Bug 1768712

If I understand it right, this behavior is consistent with what was in RHEL7 -- if you configure SSHD to listen on non-default address, you need to modify also the service file (by providing a drop-in configuration) to reflect this.

We certainly do not want to have this by default, since it would needlessly delay the sshd startup (and slow down boot time) on all the other systems, which use defaults.

The correct solution is to add the network-online.target to your service file as described in bug#1352214#c11. This particular solution is described in the RHEL7 docs:

https://access.redhat.com/documentation/en-us/red_hat_enterprise_linux/7/html/system_administrators_guide/s1-ssh-configuration

I tried to find the same reference in the RHEL8 docs, but I did not find it so I think this needs to be added, as this still applies. Mirek?
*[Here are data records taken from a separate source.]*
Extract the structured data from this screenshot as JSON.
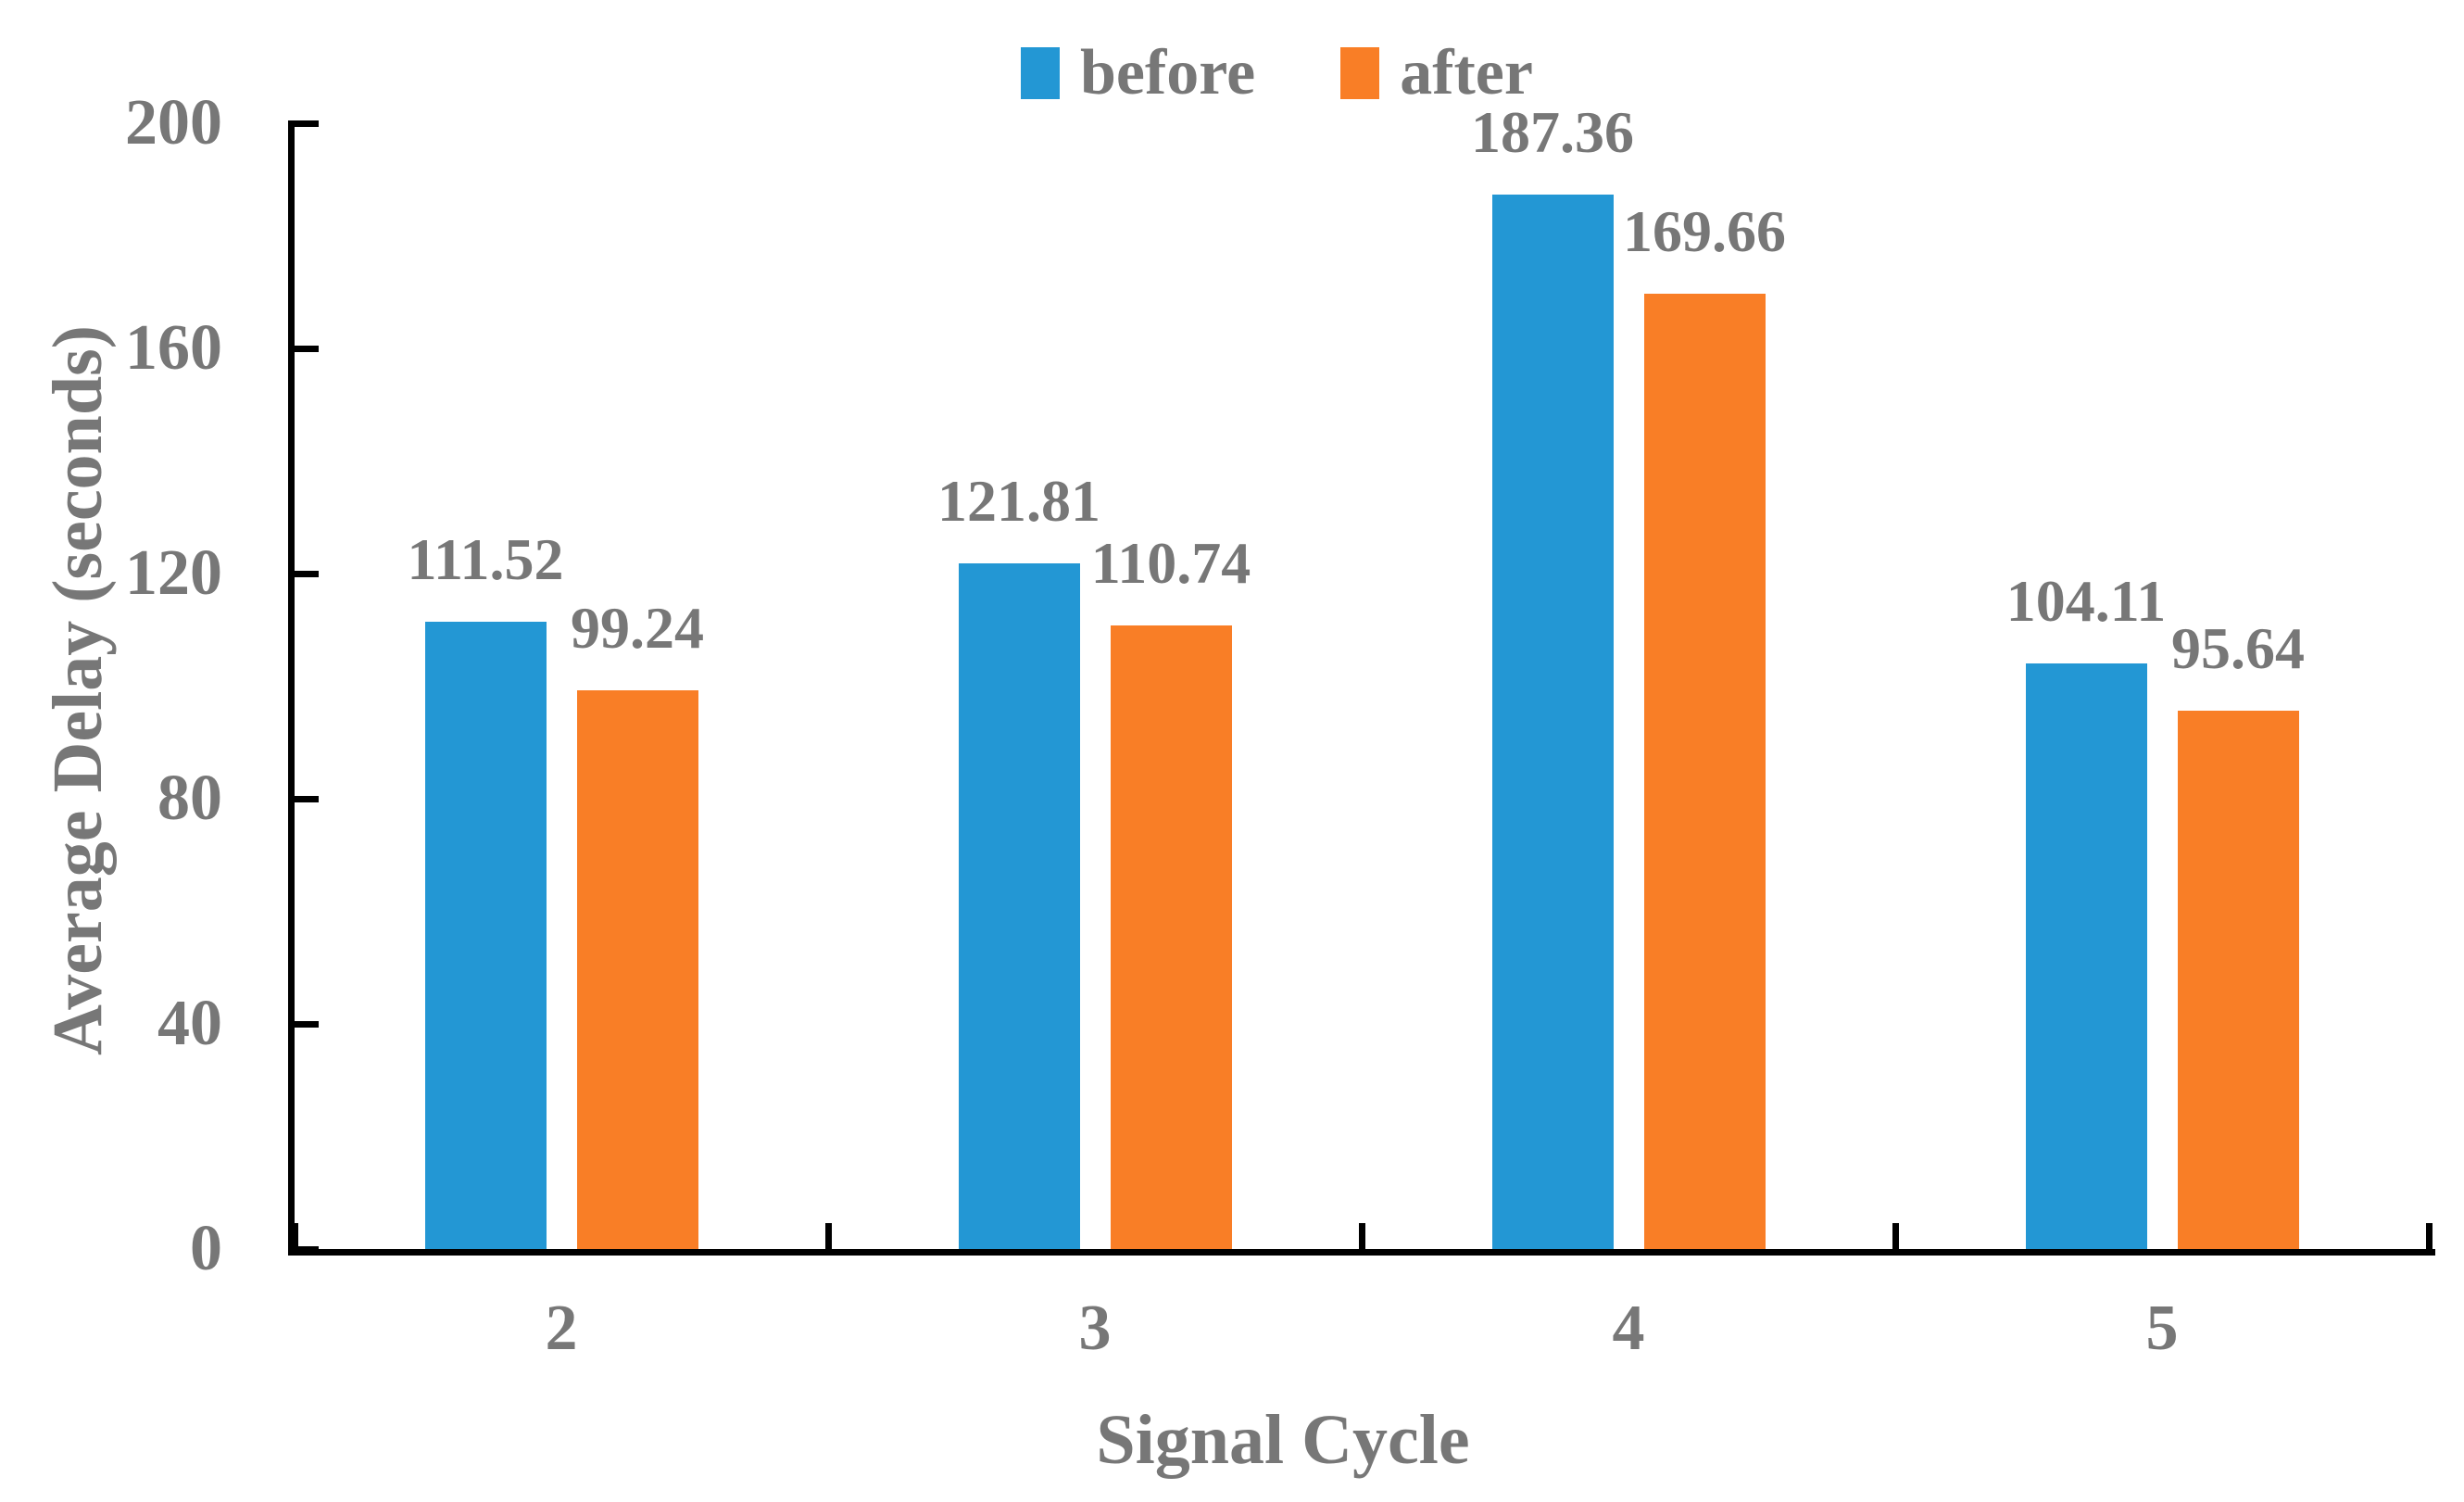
{
  "chart_data": {
    "type": "bar",
    "title": "",
    "categories": [
      "2",
      "3",
      "4",
      "5"
    ],
    "series": [
      {
        "name": "before",
        "color": "#2397d4",
        "values": [
          111.52,
          121.81,
          187.36,
          104.11
        ]
      },
      {
        "name": "after",
        "color": "#f97e26",
        "values": [
          99.24,
          110.74,
          169.66,
          95.64
        ]
      }
    ],
    "xlabel": "Signal Cycle",
    "ylabel": "Average Delay (seconds)",
    "ylim": [
      0,
      200
    ],
    "yticks": [
      0,
      40,
      80,
      120,
      160,
      200
    ],
    "legend_position": "top-center",
    "grid": false,
    "data_labels": true,
    "text_color": "#777777",
    "axis_color": "#000000"
  }
}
(In reply to Jakub Jelen from comment #1)
> The correct solution is to add the network-online.target to your service
> file as described in bug#1352214#c11. This particular solution is described
> in the RHEL7 docs:
> 
> https://access.redhat.com/documentation/en-us/red_hat_enterprise_linux/7/
> html/system_administrators_guide/s1-ssh-configuration
> 
> I tried to find the same reference in the RHEL8 docs, but I did not find it
> so I think this needs to be added, as this still applies. Mirek?

This should be the section you are looking for:
https://access.redhat.com/documentation/en-us/red_hat_enterprise_linux/8/html/securing_networks/assembly_using-secure-communications-with-openssh-securing-networks#Starting-OpenSSH-server_configuring-and-managing-security

Thank you for the pointer. Then it is non-bug, but documented behavior of the customer configuration.